Une nouvelle enquête internationale de l’ONG Mighty Earth, Rainforest Foundation Norway et Fern, révèle que la culture du soja en Amérique latine est dramatique pour la forêt, la santé des populations locales et les droits de l’Homme.

DÉFORESTATION ET ESPÈCES EN VOIE DE DISPARITION

Le Gran Chaco est l’une des principales régions d’Amérique du sud qui s’étend sur les territoires de l’Argentine, du Brésil, de la Bolivie et du Paraguay sur plus de 110 millions d’hectares. Elle constitue la deuxième zone la plus boisée au monde après l’Amazonie et abrite une biodiversité incroyable.

Malheureusement, cette zone est menacée par la déforestation massive au profit des cultures de soja destinées à l’élevage de bétail à travers le monde. Selon le rapport Quand la déforestation s’invite à notre table de Mighty Earth, de grandes multinationales alimentaires détruisent au bulldozer et par incendie des milliers d’hectares de cette immense étendue.

Plus de huit millions d’hectares ont été défrichés en une douzaine d’années seulement et la déforestation ne fait qu’accélérer. L’Argentine a perdu 22 % de ses forêts entre 1990 et 2015, et ce sont 30 % des espèces de mammifères et d’oiseaux qui disparaitront d’ici 10 à 25 ans si rien n’est fait selon une récente étude menée par l‘Université Humboldt de Berlin. Le Gran Chaco ne bénéficie pas de la notoriété de la forêt amazonienne et peu d’actions sont mises en oeuvre pour la préserver. Dans les pays concernés, les lois pour protéger le Gran Chaco sont peu nombreuses, peu respectées ou vont à l’encontre de la protection de la forêt, comme au Paraguay où le président promeut un décret qui autorise les propriétaires terriens à défricher les parcelles de forêt se trouvant sur leurs territoires.

Notre rapport d’investigation révèle que le soja cultivé pour nourrir les animaux en Europe entraîne la déforestation de l’écosystème du Gran Chaco en Argentine et au Paraguay.

VIOLATION DES DROITS DE L’HOMME

La déforestation ne touche pas que les animaux. Les forêts du Gran Chaco abritent des communautés autochtones comme les Chamacoco, les Enxet ou les Guarayo qui vivent principalement de la chasse et de la cueillette.
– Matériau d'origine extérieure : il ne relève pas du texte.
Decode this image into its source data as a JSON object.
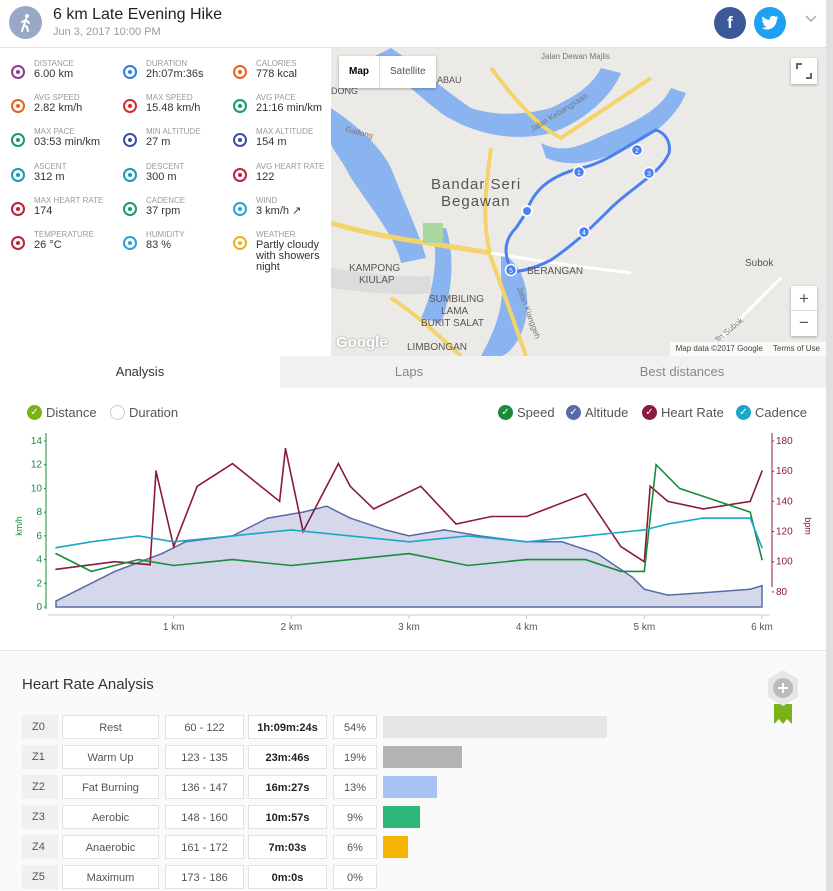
{
  "header": {
    "title": "6 km Late Evening Hike",
    "date": "Jun 3, 2017 10:00 PM",
    "facebook_label": "f",
    "twitter_label": "t"
  },
  "stats": [
    {
      "label": "Distance",
      "value": "6.00 km",
      "icon": "distance-icon",
      "color": "#8e3a8e"
    },
    {
      "label": "Duration",
      "value": "2h:07m:36s",
      "icon": "stopwatch-icon",
      "color": "#2f80d8"
    },
    {
      "label": "Calories",
      "value": "778 kcal",
      "icon": "flame-icon",
      "color": "#e8601c"
    },
    {
      "label": "Avg speed",
      "value": "2.82 km/h",
      "icon": "speedometer-icon",
      "color": "#e8601c"
    },
    {
      "label": "Max speed",
      "value": "15.48 km/h",
      "icon": "speedometer-icon",
      "color": "#d62b2b"
    },
    {
      "label": "Avg pace",
      "value": "21:16 min/km",
      "icon": "pace-icon",
      "color": "#1a9a6c"
    },
    {
      "label": "Max pace",
      "value": "03:53 min/km",
      "icon": "pace-icon",
      "color": "#1a9a6c"
    },
    {
      "label": "Min altitude",
      "value": "27 m",
      "icon": "mountain-icon",
      "color": "#3a4fa8"
    },
    {
      "label": "Max altitude",
      "value": "154 m",
      "icon": "mountain-icon",
      "color": "#3a4fa8"
    },
    {
      "label": "Ascent",
      "value": "312 m",
      "icon": "ascent-icon",
      "color": "#1a9ab8"
    },
    {
      "label": "Descent",
      "value": "300 m",
      "icon": "descent-icon",
      "color": "#1a9ab8"
    },
    {
      "label": "Avg heart rate",
      "value": "122",
      "icon": "heart-icon",
      "color": "#c0203a"
    },
    {
      "label": "Max heart rate",
      "value": "174",
      "icon": "heart-icon",
      "color": "#c0203a"
    },
    {
      "label": "Cadence",
      "value": "37 rpm",
      "icon": "cadence-icon",
      "color": "#1a9a6c"
    },
    {
      "label": "Wind",
      "value": "3 km/h ↗",
      "icon": "wind-icon",
      "color": "#2aa0d8"
    },
    {
      "label": "Temperature",
      "value": "26 °C",
      "icon": "thermometer-icon",
      "color": "#c0203a"
    },
    {
      "label": "Humidity",
      "value": "83 %",
      "icon": "humidity-icon",
      "color": "#2aa0d8"
    },
    {
      "label": "Weather",
      "value": "Partly cloudy with showers night",
      "icon": "weather-icon",
      "color": "#e8b21c"
    }
  ],
  "map": {
    "map_button": "Map",
    "satellite_button": "Satellite",
    "labels": [
      "Bandar Seri",
      "Begawan",
      "KAMPONG",
      "KIULAP",
      "SUMBILING",
      "LAMA",
      "BUKIT SALAT",
      "LIMBONGAN",
      "BERANGAN",
      "Subok",
      "Jln Subok",
      "Jalan Kebangsaan",
      "Jalan Kianggeh",
      "Jalan Dewan Majlis",
      "KABAU",
      "DONG",
      "Gadong",
      "Google"
    ],
    "route_markers": [
      "1",
      "2",
      "3",
      "4",
      "5"
    ],
    "attribution": "Map data ©2017 Google",
    "terms": "Terms of Use",
    "zoom_in": "+",
    "zoom_out": "−"
  },
  "tabs": [
    "Analysis",
    "Laps",
    "Best distances"
  ],
  "chart_legend": {
    "x_modes": [
      {
        "label": "Distance",
        "checked": true
      },
      {
        "label": "Duration",
        "checked": false
      }
    ],
    "series": [
      {
        "label": "Speed",
        "color": "#1a8a3c"
      },
      {
        "label": "Altitude",
        "color": "#5a6aa8"
      },
      {
        "label": "Heart Rate",
        "color": "#8a1a3c"
      },
      {
        "label": "Cadence",
        "color": "#1aa8c8"
      }
    ]
  },
  "chart_data": {
    "type": "line",
    "title": "",
    "xlabel": "",
    "x_ticks": [
      "1 km",
      "2 km",
      "3 km",
      "4 km",
      "5 km",
      "6 km"
    ],
    "x_range": [
      0,
      6
    ],
    "left_axis": {
      "label": "km/h",
      "ticks": [
        0,
        2,
        4,
        6,
        8,
        10,
        12,
        14
      ],
      "range": [
        0,
        14
      ]
    },
    "right_axis": {
      "label": "bpm",
      "ticks": [
        80,
        100,
        120,
        140,
        160,
        180
      ],
      "range": [
        70,
        180
      ]
    },
    "series": [
      {
        "name": "Altitude",
        "axis": "left_scaled",
        "x": [
          0,
          0.2,
          0.5,
          0.9,
          1.1,
          1.5,
          1.8,
          2.1,
          2.3,
          2.5,
          2.8,
          3.0,
          3.3,
          3.6,
          4.0,
          4.3,
          4.6,
          4.9,
          5.0,
          5.2,
          5.5,
          5.9,
          6.0
        ],
        "values": [
          0.5,
          1.5,
          3.0,
          4.5,
          5.5,
          6.0,
          7.5,
          8.0,
          8.5,
          7.5,
          6.5,
          6.0,
          6.5,
          6.0,
          5.5,
          5.5,
          4.5,
          2.5,
          1.5,
          1.0,
          1.2,
          1.5,
          1.8
        ]
      },
      {
        "name": "Heart Rate",
        "axis": "right",
        "x": [
          0,
          0.5,
          0.8,
          0.85,
          1.0,
          1.2,
          1.5,
          1.9,
          1.95,
          2.1,
          2.4,
          2.5,
          2.7,
          3.1,
          3.4,
          3.7,
          4.0,
          4.5,
          4.8,
          5.0,
          5.05,
          5.2,
          5.5,
          5.9,
          6.0
        ],
        "values": [
          95,
          100,
          98,
          160,
          110,
          150,
          165,
          140,
          175,
          120,
          165,
          150,
          135,
          150,
          125,
          130,
          130,
          145,
          110,
          100,
          150,
          140,
          135,
          140,
          160
        ]
      },
      {
        "name": "Speed",
        "axis": "left",
        "x": [
          0,
          0.3,
          0.7,
          1.0,
          1.5,
          2.0,
          2.5,
          3.0,
          3.5,
          4.0,
          4.5,
          4.8,
          5.0,
          5.1,
          5.3,
          5.6,
          5.9,
          6.0
        ],
        "values": [
          4.5,
          3.0,
          4.0,
          3.5,
          4.0,
          3.5,
          4.0,
          4.5,
          3.5,
          4.0,
          4.0,
          3.0,
          3.0,
          12.0,
          10.0,
          9.0,
          8.0,
          4.0
        ]
      },
      {
        "name": "Cadence",
        "axis": "left_scaled",
        "x": [
          0,
          0.3,
          0.7,
          1.0,
          1.5,
          2.0,
          2.5,
          3.0,
          3.5,
          4.0,
          4.5,
          5.0,
          5.2,
          5.5,
          5.9,
          6.0
        ],
        "values": [
          5.0,
          5.5,
          6.0,
          5.5,
          6.0,
          6.5,
          6.0,
          5.5,
          6.0,
          5.5,
          6.0,
          6.5,
          7.0,
          7.5,
          7.5,
          5.0
        ]
      }
    ]
  },
  "hr_analysis": {
    "title": "Heart Rate Analysis",
    "zones": [
      {
        "id": "Z0",
        "name": "Rest",
        "range": "60 - 122",
        "time": "1h:09m:24s",
        "pct": "54%",
        "fraction": 0.54,
        "color": "#e6e6e6"
      },
      {
        "id": "Z1",
        "name": "Warm Up",
        "range": "123 - 135",
        "time": "23m:46s",
        "pct": "19%",
        "fraction": 0.19,
        "color": "#b3b3b3"
      },
      {
        "id": "Z2",
        "name": "Fat Burning",
        "range": "136 - 147",
        "time": "16m:27s",
        "pct": "13%",
        "fraction": 0.13,
        "color": "#a8c4f5"
      },
      {
        "id": "Z3",
        "name": "Aerobic",
        "range": "148 - 160",
        "time": "10m:57s",
        "pct": "9%",
        "fraction": 0.09,
        "color": "#2eb87a"
      },
      {
        "id": "Z4",
        "name": "Anaerobic",
        "range": "161 - 172",
        "time": "7m:03s",
        "pct": "6%",
        "fraction": 0.06,
        "color": "#f5b400"
      },
      {
        "id": "Z5",
        "name": "Maximum",
        "range": "173 - 186",
        "time": "0m:0s",
        "pct": "0%",
        "fraction": 0.0,
        "color": "#d62b2b"
      }
    ]
  }
}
Leur survie est directement liée à la forêt et les activités des industriels les privent de leurs ressources nourricières et de leur habitat. Pour ceux qui refusent de quitter leurs terres, les manières fortes sont employées. Des vigiles armés des grandes multinationales virent les autochtones de leurs propres territoires en prétendant que ces territoires leurs appartiennent.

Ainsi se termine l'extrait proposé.